The social environment that individuals are surrounded by has a considerable impact on the process of aging, with environmental support being linked to improved outcomes for both disordered and normative aging. In this same environment, the stereotypes about older adults also impact cognitive performance. There are many stereotypes about aging and older adults that are simply not true, like older adults being angry and closed-minded. However, regardless of the truthfulness of these stereotypes, they may still have an impact on older adults’ cognitive performance by activating stereotype threat.

References

Chasteen, A. L., Kang, S. K., & Remedios, J. D. (2012). Aging and stereotype threat: Development, process, and interventions. Stereotype threat: Theory, process, and application, 202–216. 

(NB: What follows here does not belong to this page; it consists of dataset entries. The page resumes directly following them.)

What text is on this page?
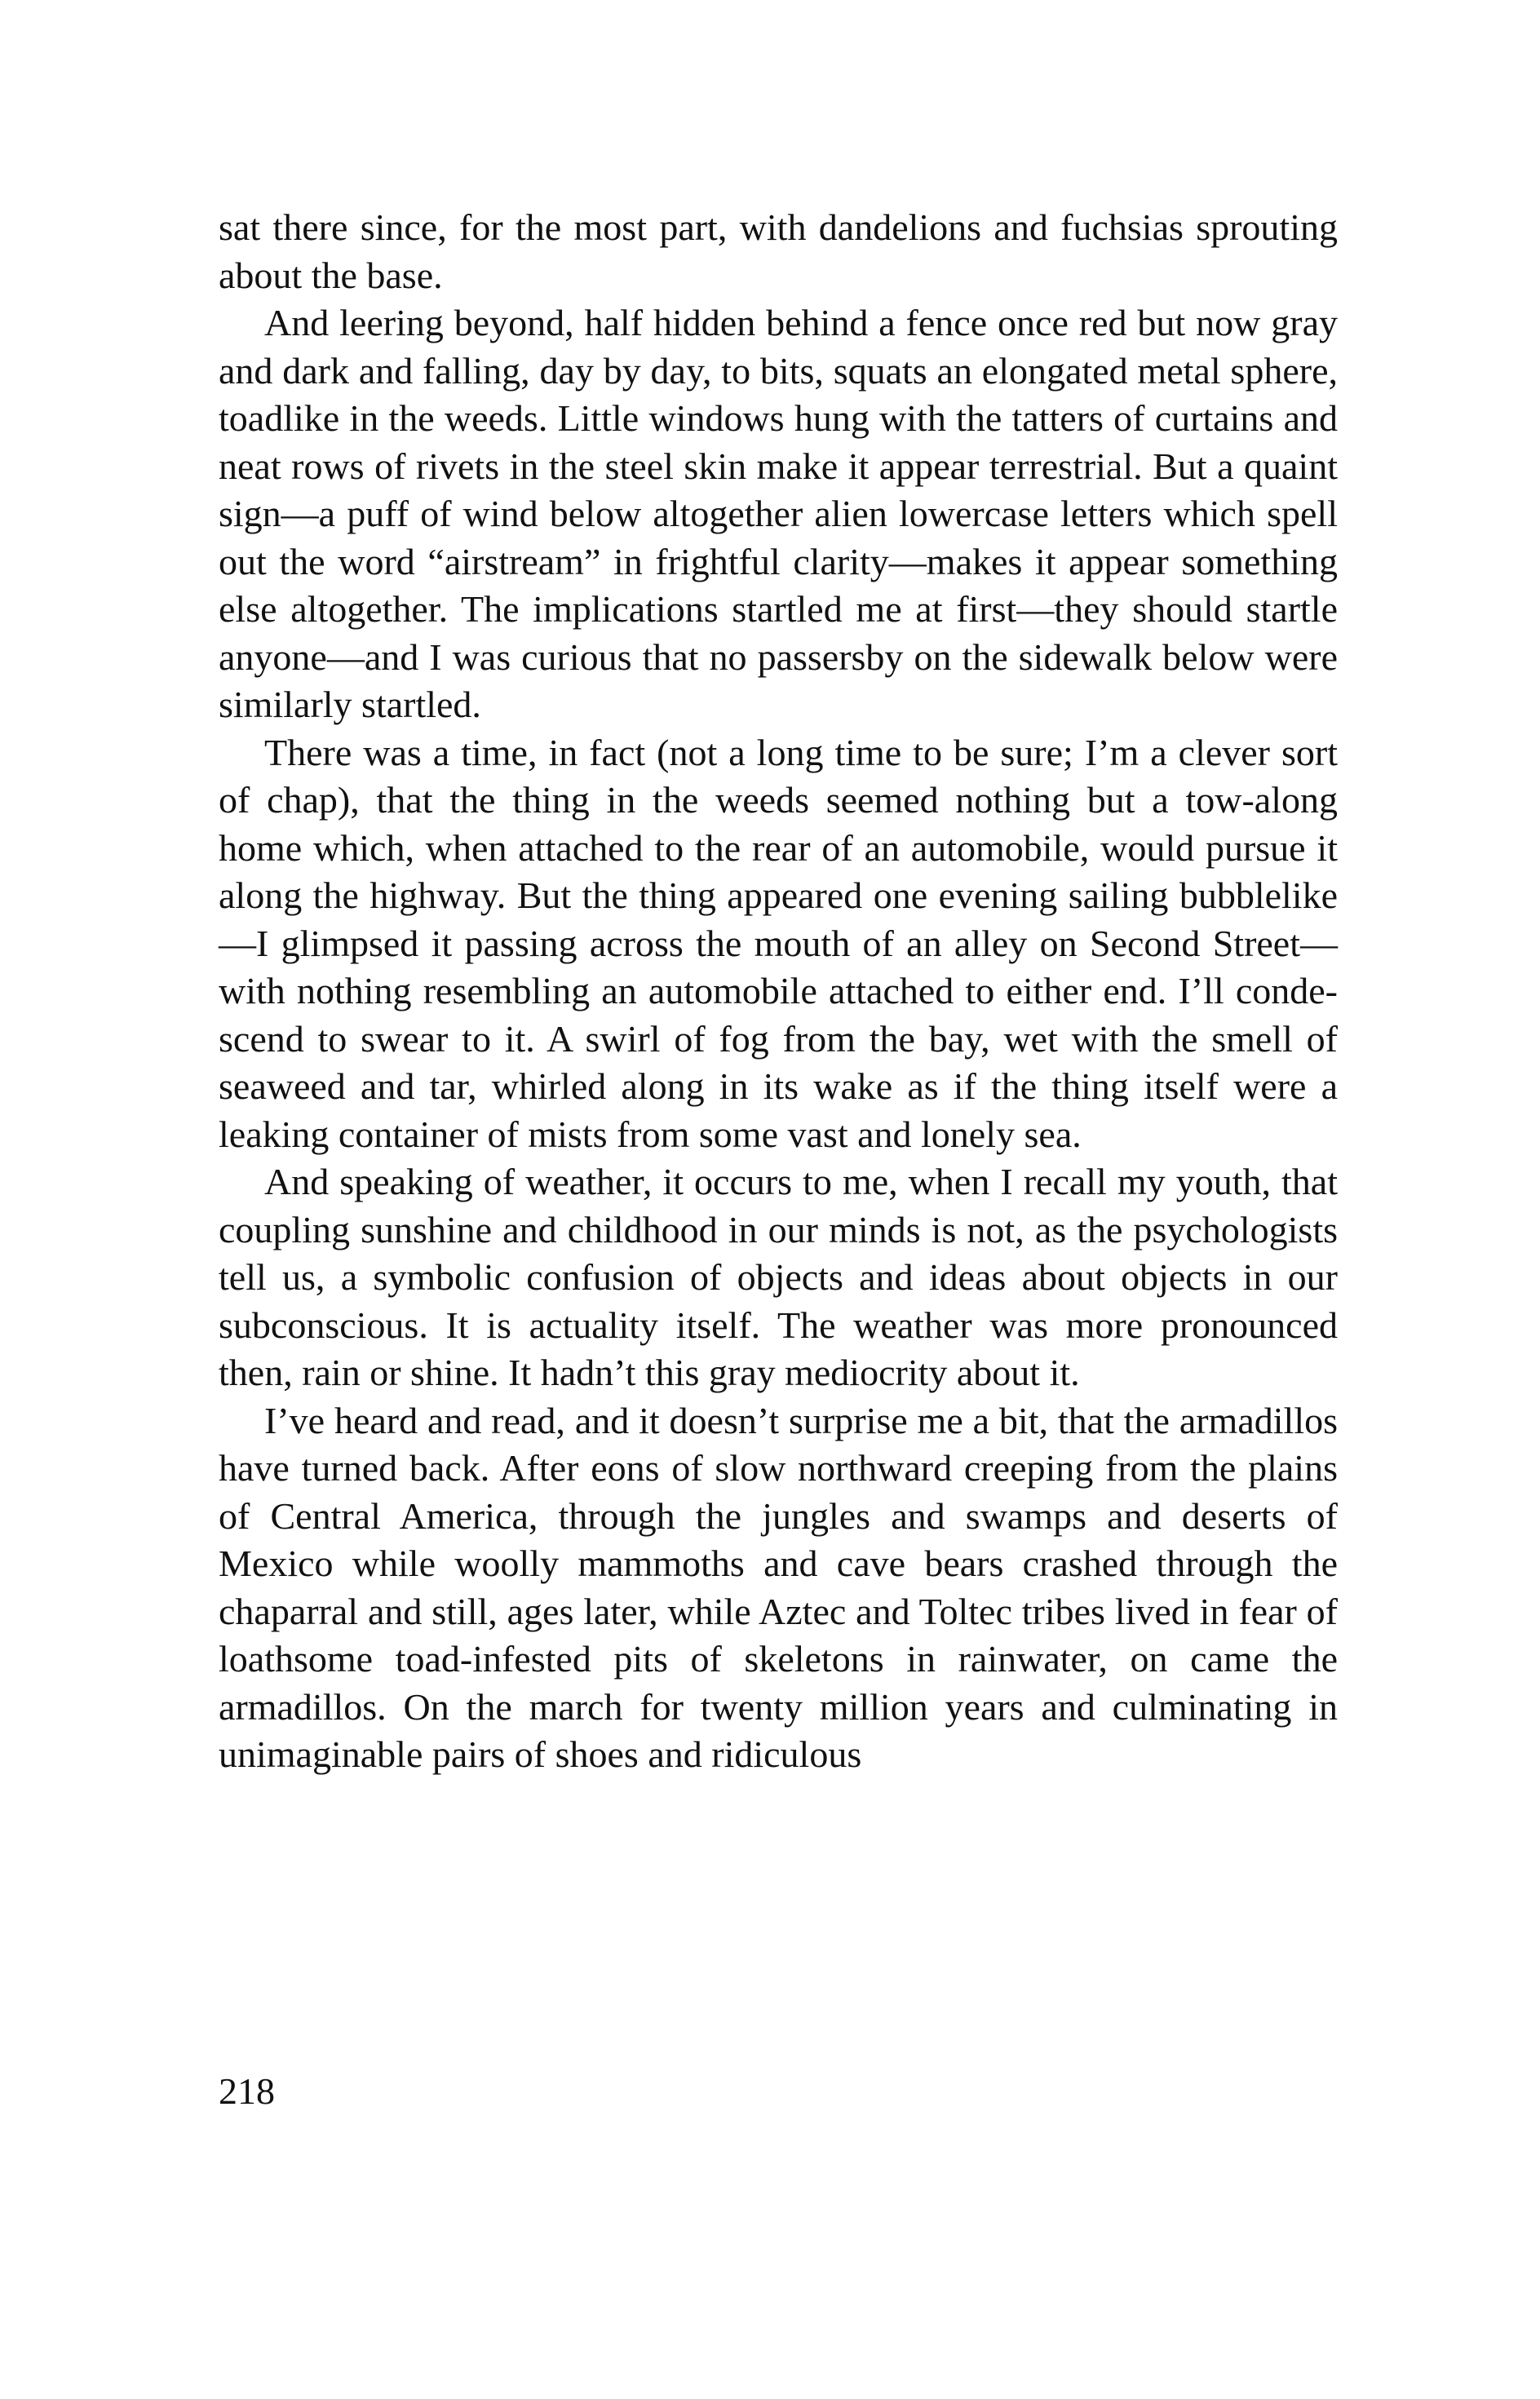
sat there since, for the most part, with dandelions and fuchsias sprouting about the base.

And leering beyond, half hidden behind a fence once red but now gray and dark and falling, day by day, to bits, squats an elongated metal sphere, toadlike in the weeds. Little windows hung with the tatters of curtains and neat rows of rivets in the steel skin make it appear terrestrial. But a quaint sign—a puff of wind below altogether alien lowercase letters which spell out the word “airstream” in frightful clarity—makes it appear something else altogether. The implications startled me at first—they should startle anyone—and I was curious that no passersby on the sidewalk below were similarly startled.

There was a time, in fact (not a long time to be sure; I’m a clever sort of chap), that the thing in the weeds seemed nothing but a tow-along home which, when attached to the rear of an automobile, would pursue it along the highway. But the thing appeared one evening sailing bubblelike—I glimpsed it passing across the mouth of an alley on Second Street—with nothing resembling an automobile attached to either end. I’ll condescend to swear to it. A swirl of fog from the bay, wet with the smell of seaweed and tar, whirled along in its wake as if the thing itself were a leaking container of mists from some vast and lonely sea.

And speaking of weather, it occurs to me, when I recall my youth, that coupling sunshine and childhood in our minds is not, as the psychologists tell us, a symbolic confusion of objects and ideas about objects in our subconscious. It is actuality itself. The weather was more pronounced then, rain or shine. It hadn’t this gray mediocrity about it.

I’ve heard and read, and it doesn’t surprise me a bit, that the armadillos have turned back. After eons of slow northward creeping from the plains of Central America, through the jungles and swamps and deserts of Mexico while woolly mammoths and cave bears crashed through the chaparral and still, ages later, while Aztec and Toltec tribes lived in fear of loathsome toad-infested pits of skeletons in rainwater, on came the armadillos. On the march for twenty million years and culminating in unimaginable pairs of shoes and ridiculous

218
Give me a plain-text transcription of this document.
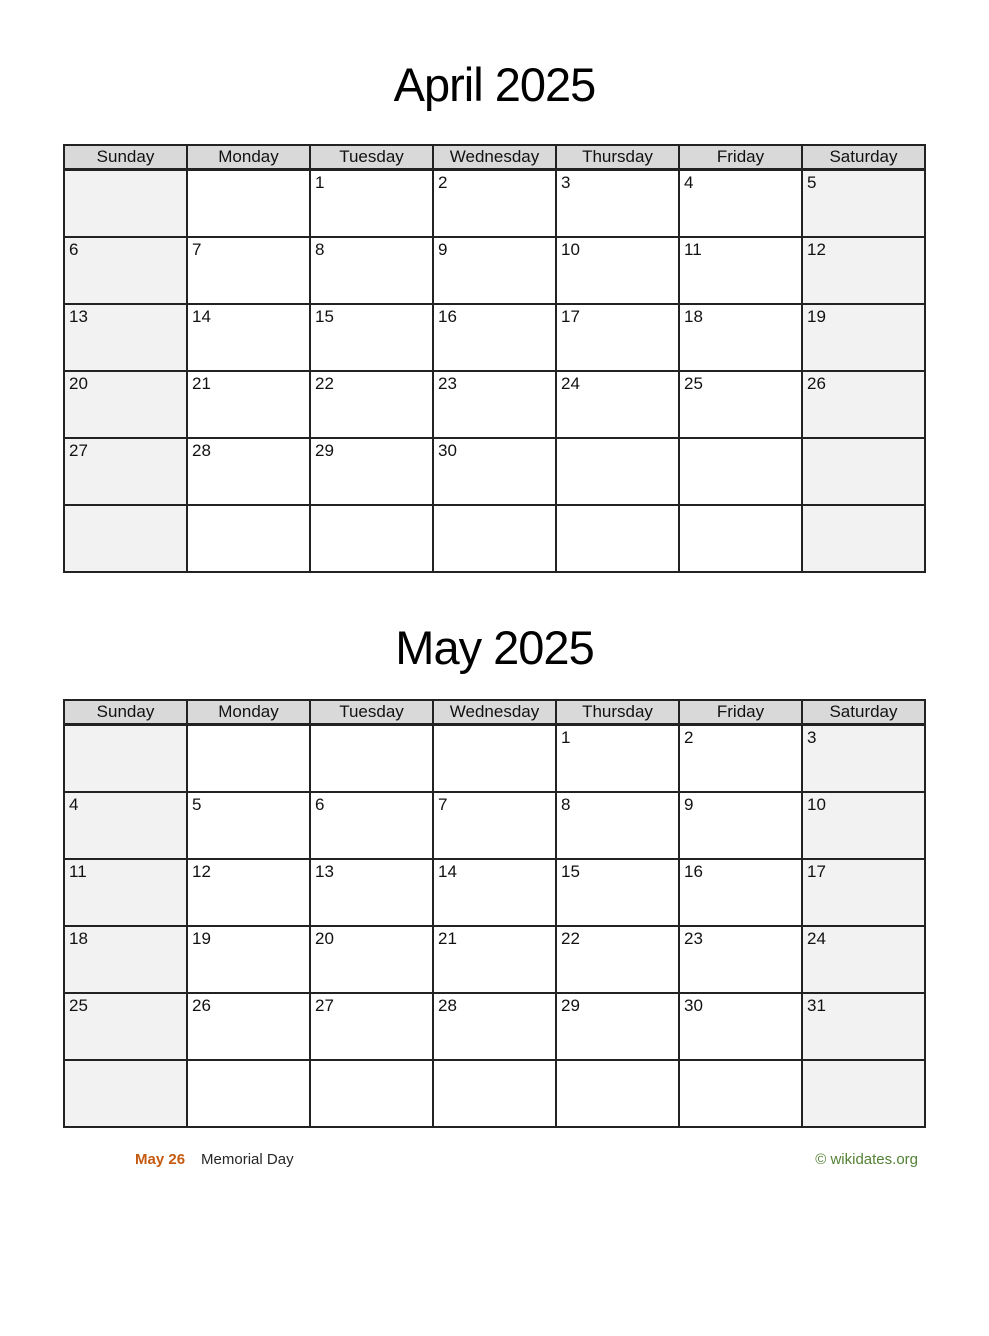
April 2025
Sunday	Monday	Tuesday	Wednesday	Thursday	Friday	Saturday
		1	2	3	4	5
6	7	8	9	10	11	12
13	14	15	16	17	18	19
20	21	22	23	24	25	26
27	28	29	30			

May 2025
Sunday	Monday	Tuesday	Wednesday	Thursday	Friday	Saturday
				1	2	3
4	5	6	7	8	9	10
11	12	13	14	15	16	17
18	19	20	21	22	23	24
25	26	27	28	29	30	31

May 26 Memorial Day	© wikidates.org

Maillet, D., & Schacter, D. L. (2016). From mind wandering to involuntary retrieval: Age-related differences in spontaneous cognitive processes. Neuropsychologia, 80, 142–156. https://doi.org/10.1016/j.neuropsychologia.2015.11.017

Rogers, W., Blocker, K., & Dupuy, L. (2020). Current and Emerging Technologies for Supporting Successful Aging. In A. Thomas & A. Gutchess (Eds.), The Cambridge Handbook of Cognitive Aging: A Life Course Perspective (Cambridge Handbooks in Psychology, pp. 717-736). Cambridge: Cambridge University Press. doi:10.1017/9781108552684.044

Manly, J. J. (2008). Race, culture, education, and cognitive test performance among older adults. In S. M. Hofer & D. F. Alwin (Eds.), Handbook of cognitive aging: Interdisciplinary perspectives (pp. 398–417). Sage Publications, Inc. https://doi.org/10.4135/9781412976589.n25

Pedersen, C. B., & Mortensen, P. B. (2001). Evidence of a dose-response relationship between urbanicity during upbringing and schizophrenia risk. Archives of general psychiatry, 58(11), 1039-1046.


Varangis, Eleanna, and Yaakov Stern. Cognitive Reserve. The Cambridge Handbook of Cognitive Aging: A Life Course Perspective (2020): 32-46.